For those who like to visit a bar or two on vacation, be prepared to select from a wide variety of bars and pubs. Liquor stores can be found almost everywhere in the major cities, while home made wine is found in some villages of Christian majority such as Fuhais in Jordan, just ten minutes drive from Amman. Local wine can be bought from any liquor store or bar, and is of high quality grapes and competes with the best Italian wines.
If you like night life, there are a lot of clubs and good yearly events and raves. Amman and Beirut and have a lot of Western musical influence in clubs and events presented all year long along with Israel, especially Tel Aviv. To help you get around in the Levantine countries, you can find weekly and monthly magazines with event listings and restaurants.
- For visitors to Amman, and throughout Jordan, you can check out Jordan Today.
- To get an idea of the night life style in Beirut, and Amman, Layalena magazine has a lot to say.

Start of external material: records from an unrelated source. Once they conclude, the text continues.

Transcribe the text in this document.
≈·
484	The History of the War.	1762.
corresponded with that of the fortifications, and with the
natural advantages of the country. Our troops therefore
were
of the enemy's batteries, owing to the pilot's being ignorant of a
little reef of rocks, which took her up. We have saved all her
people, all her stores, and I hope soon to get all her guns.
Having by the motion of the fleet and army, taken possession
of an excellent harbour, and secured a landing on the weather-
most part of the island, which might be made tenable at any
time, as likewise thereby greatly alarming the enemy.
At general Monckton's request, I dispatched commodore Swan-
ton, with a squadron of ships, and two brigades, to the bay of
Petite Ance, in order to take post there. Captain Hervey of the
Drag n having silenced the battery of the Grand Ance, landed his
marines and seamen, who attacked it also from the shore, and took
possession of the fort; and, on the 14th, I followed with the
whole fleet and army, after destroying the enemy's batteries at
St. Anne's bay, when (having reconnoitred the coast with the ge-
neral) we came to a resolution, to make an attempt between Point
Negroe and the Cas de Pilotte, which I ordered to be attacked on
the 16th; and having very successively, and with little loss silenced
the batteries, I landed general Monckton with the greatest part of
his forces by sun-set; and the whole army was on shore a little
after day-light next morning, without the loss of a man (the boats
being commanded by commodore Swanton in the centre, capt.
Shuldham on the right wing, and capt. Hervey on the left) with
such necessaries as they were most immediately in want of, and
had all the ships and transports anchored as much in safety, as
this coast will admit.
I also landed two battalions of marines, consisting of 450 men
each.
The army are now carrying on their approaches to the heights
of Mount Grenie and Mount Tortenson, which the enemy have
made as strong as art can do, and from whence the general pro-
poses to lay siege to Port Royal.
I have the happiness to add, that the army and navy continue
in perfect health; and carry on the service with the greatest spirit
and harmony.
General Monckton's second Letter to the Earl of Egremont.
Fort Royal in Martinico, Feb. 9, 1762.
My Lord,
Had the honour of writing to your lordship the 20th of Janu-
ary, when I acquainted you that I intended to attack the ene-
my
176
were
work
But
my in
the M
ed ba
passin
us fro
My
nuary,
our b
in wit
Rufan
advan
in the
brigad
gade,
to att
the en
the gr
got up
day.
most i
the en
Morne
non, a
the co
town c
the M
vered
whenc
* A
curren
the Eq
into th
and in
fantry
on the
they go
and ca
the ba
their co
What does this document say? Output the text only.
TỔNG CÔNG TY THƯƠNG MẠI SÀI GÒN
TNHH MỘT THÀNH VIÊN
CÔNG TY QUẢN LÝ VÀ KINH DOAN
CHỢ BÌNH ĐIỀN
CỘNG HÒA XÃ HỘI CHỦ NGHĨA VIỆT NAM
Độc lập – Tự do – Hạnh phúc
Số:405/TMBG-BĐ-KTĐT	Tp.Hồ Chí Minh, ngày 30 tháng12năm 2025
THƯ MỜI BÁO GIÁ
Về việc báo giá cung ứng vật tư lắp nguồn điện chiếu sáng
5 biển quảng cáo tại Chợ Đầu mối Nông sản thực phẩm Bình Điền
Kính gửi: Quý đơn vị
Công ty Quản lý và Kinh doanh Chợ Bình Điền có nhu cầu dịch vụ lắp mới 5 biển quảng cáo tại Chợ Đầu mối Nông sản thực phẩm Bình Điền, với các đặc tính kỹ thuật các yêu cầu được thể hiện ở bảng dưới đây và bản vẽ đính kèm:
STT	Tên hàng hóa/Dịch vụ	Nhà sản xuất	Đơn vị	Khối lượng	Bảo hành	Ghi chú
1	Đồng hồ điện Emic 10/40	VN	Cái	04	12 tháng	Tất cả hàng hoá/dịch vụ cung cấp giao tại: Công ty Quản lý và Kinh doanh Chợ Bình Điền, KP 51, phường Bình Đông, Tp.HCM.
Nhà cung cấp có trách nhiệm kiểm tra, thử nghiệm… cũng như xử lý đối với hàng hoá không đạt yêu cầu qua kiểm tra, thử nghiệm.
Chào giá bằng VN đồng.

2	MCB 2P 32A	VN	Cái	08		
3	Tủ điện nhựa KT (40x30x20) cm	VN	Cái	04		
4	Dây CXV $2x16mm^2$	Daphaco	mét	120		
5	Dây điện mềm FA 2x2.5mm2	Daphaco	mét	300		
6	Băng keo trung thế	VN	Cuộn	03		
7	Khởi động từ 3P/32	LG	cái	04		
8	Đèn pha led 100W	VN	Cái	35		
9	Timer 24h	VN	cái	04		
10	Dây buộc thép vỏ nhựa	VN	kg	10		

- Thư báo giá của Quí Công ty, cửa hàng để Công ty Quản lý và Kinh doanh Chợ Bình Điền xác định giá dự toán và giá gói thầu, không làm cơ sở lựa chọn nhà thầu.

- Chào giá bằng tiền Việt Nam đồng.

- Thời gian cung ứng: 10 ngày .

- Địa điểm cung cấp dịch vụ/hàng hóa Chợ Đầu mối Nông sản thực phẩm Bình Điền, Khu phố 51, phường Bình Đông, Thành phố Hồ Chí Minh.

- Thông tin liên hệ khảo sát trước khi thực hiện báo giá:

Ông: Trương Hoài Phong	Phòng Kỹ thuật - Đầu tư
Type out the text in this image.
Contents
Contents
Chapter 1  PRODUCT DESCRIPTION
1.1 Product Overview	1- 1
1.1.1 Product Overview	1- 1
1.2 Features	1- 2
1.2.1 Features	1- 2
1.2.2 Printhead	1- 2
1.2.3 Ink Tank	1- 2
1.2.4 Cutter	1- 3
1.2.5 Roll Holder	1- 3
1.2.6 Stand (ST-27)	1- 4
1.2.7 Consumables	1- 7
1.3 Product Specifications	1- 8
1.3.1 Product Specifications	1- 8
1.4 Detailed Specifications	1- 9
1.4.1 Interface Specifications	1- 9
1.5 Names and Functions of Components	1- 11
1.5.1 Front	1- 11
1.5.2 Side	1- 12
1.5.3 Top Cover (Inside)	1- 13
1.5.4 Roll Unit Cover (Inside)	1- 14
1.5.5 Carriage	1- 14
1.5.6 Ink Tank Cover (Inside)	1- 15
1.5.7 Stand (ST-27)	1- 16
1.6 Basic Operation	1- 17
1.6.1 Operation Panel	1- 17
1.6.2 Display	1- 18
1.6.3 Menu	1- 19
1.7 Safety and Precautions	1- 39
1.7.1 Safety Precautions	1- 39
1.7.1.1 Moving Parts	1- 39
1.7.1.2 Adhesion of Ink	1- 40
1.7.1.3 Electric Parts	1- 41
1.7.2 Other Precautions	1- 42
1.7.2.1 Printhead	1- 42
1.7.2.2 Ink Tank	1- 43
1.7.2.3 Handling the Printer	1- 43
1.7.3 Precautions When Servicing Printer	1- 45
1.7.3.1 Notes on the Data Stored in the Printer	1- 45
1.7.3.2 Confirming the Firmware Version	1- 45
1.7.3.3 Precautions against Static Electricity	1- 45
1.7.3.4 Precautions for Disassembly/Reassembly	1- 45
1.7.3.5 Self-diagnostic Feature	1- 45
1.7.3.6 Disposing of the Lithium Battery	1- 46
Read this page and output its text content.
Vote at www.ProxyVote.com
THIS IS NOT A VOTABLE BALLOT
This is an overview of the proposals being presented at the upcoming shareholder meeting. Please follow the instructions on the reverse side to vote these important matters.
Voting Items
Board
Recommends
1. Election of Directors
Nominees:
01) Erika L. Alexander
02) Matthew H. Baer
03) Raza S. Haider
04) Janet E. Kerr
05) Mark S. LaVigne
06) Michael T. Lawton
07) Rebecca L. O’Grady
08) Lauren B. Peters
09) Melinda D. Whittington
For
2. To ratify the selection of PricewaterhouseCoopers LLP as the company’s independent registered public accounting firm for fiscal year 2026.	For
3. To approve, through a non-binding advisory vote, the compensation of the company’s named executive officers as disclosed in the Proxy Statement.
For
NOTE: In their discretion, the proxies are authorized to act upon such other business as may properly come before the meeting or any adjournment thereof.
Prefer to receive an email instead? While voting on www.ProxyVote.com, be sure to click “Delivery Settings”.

The Levant region has suffered from violence in the past, and active conflicts are going on in some areas today.
- Lebanon: Syria's civil war has spilled over to parts of Lebanon, so people with plans to visit Lebanon should exercise caution and check on current conditions in the areas they plan to travel to before they go.
- Syria: Though most Syrians are extremely friendly and hospitable, there is a civil war taking place in Syria. Travel to Syria is not recommended.
- Israel: Tourism is big business in Israel, so both Jews and Arabs are accommodating to visitors. The cultures, however, occasionally clash as they vie for the land. Visitors who stick to well-known and reputable locations and accommodations should not have any trouble.
- Jordan: Jordan is well known for being the safest country in the Middle East. There is no internal turmoil of any sort in Jordan, and the government keeps a close eye out for trouble. Visitors can travel anywhere throughout the country with ease and in safety.
- Palestine: Gaza has been in a state of active hostilities with Israel, interspersed with tense and sometimes violated ceasefires since Israel's unilateral withdrawal from the land. The West Bank is less conflict-ridden, but travelers should check on current conditions and need to allow extra time to get through Israeli checkpoints.
Exiting the Levant is generally as easy as entering. International airports are generally the common form of transportation out, you may choose to travel affordably by bus, car, or ferry from Aqaba to Egypt.